制御の中心は、AI推論能力とマルチメディア処理能力を持つシングルボードコンピュータRDK X5を採用しました。

RDK X5を選定した理由・主な役割

  1. リアルタイム映像エンコード:カメラ映像をRDK X5のハードウェアエンコーダ(H.264/H.265)で圧縮し、非常に低い遅延(約15fps〜)でコントロール画面へストリーミング配信します。
  2. AI障害物検知:カメラ視点から前方にある障害物(壁、家具、障害物ブロックなど)をリアルタイムで検出し、バウンディングボックスを表示して安全な距離を保ちます。
  3. 安全制御(障害物自動停止):進行方向に障害物が侵入した場合、制御アプリが自動的に「障害物停止」モードへ移行し、衝突事故を防止します。

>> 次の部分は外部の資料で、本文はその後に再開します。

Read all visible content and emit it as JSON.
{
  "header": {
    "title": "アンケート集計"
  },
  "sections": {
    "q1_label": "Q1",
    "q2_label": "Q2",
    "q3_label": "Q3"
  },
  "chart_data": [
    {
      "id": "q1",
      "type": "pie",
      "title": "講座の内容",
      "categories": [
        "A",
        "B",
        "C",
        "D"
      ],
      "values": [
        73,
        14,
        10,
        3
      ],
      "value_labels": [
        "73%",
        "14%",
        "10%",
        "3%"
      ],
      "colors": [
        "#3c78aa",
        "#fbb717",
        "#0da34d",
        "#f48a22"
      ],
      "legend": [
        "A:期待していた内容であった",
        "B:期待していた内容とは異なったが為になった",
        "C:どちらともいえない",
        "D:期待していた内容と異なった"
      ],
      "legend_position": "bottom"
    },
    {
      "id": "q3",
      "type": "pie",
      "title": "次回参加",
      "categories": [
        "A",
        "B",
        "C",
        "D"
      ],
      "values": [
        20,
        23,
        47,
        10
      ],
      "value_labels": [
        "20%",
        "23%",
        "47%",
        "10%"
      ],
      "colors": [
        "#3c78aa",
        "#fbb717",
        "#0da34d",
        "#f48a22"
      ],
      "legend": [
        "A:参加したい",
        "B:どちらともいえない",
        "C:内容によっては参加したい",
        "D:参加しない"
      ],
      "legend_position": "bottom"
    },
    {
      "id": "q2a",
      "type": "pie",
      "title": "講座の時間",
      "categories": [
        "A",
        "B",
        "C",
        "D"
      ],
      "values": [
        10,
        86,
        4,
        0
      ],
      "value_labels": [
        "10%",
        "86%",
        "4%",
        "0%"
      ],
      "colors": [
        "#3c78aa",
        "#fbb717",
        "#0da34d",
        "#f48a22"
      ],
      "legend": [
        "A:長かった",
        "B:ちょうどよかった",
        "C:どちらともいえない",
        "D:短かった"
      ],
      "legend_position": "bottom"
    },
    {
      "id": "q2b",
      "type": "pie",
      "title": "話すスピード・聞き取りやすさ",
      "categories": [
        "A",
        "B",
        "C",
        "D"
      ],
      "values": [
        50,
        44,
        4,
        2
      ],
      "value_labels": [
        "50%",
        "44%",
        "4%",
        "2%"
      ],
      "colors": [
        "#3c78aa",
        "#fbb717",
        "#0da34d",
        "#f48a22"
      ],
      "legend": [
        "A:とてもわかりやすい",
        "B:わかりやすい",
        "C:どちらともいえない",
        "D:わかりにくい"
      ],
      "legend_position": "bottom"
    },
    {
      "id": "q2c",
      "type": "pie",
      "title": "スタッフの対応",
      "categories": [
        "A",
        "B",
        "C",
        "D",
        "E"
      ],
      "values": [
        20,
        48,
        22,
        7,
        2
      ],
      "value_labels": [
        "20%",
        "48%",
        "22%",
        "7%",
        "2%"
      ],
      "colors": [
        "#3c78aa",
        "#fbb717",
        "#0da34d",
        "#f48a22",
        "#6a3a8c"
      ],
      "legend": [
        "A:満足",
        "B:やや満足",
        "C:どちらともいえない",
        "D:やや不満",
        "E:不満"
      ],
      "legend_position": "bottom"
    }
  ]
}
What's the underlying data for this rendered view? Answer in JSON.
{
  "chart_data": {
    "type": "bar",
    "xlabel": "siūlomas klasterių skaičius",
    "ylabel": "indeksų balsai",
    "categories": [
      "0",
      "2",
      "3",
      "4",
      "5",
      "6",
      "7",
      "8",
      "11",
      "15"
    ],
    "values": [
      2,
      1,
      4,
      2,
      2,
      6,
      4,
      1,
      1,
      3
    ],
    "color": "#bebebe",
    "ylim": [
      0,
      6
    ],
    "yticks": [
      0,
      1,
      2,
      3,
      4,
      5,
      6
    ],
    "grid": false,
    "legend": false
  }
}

🖥️ Webコントロール画面(TYPE-X コントロール)

離れた場所からPCやタブレットでロボットを監視・操作できるよう、オリジナルのWebアプリケーション(TYPE-X コントロール RC-279 / RDK X5)を構築しました。

主な機能と画面構成

1. ミッションマップ(2Dグリッド)

  • マップ上をクリック/タップするだけで、ロボットが順番に通過すべき経由地(ウェイポイント)を自由に配置可能。
  • 「1つ戻す」「全消去」「最後に開始点へ戻る」などの便利な編集機能を搭載。
  • 「経路を実行」ボタンを押すと、ロボットが自動で目標地点へと順番に走行します。

2. カメラ映像&AI検出オーバーレイ

  • ロボットのフロントカメラから届くリアルタイム映像を確認。
  • 画面上には障害物の検出フレームが重ね合わされ、遠隔からでも周囲の状況がひと目で把握できます。

3. ミッションステータス&テレメトリ

  • 現在実行中のステップ(例: 試行 1/11)、目標までの残距離、旋回角度(例: +16°, -18°)をリアルタイムに数値化。
  • 異常検知時や目標到達時もわかりやすくメッセージが表示されます。

💡 まとめと今後の展望

今回の開発により、「6WDによる悪路走破」「強力な草刈り性能」「RDK X5を活用したWeb遠隔管制&自動走行」を融合した草刈りロボットが完成しました!

今後の改善・拡張予定

  • SLAM / 屋外RTK-GPSの導入:より広大な敷地や屋外での高精度な位置推定・自動マッピング。
  • 草刈り刃の形状・安全カバーのブラッシュアップ:飛散防止カバーの最適化と耐久性向上。
  • バッテリー残量・自動充電ドック対応:長時間の全自動運用に向けた電源管理の強化。

今後のアップデートにもぜひご期待ください。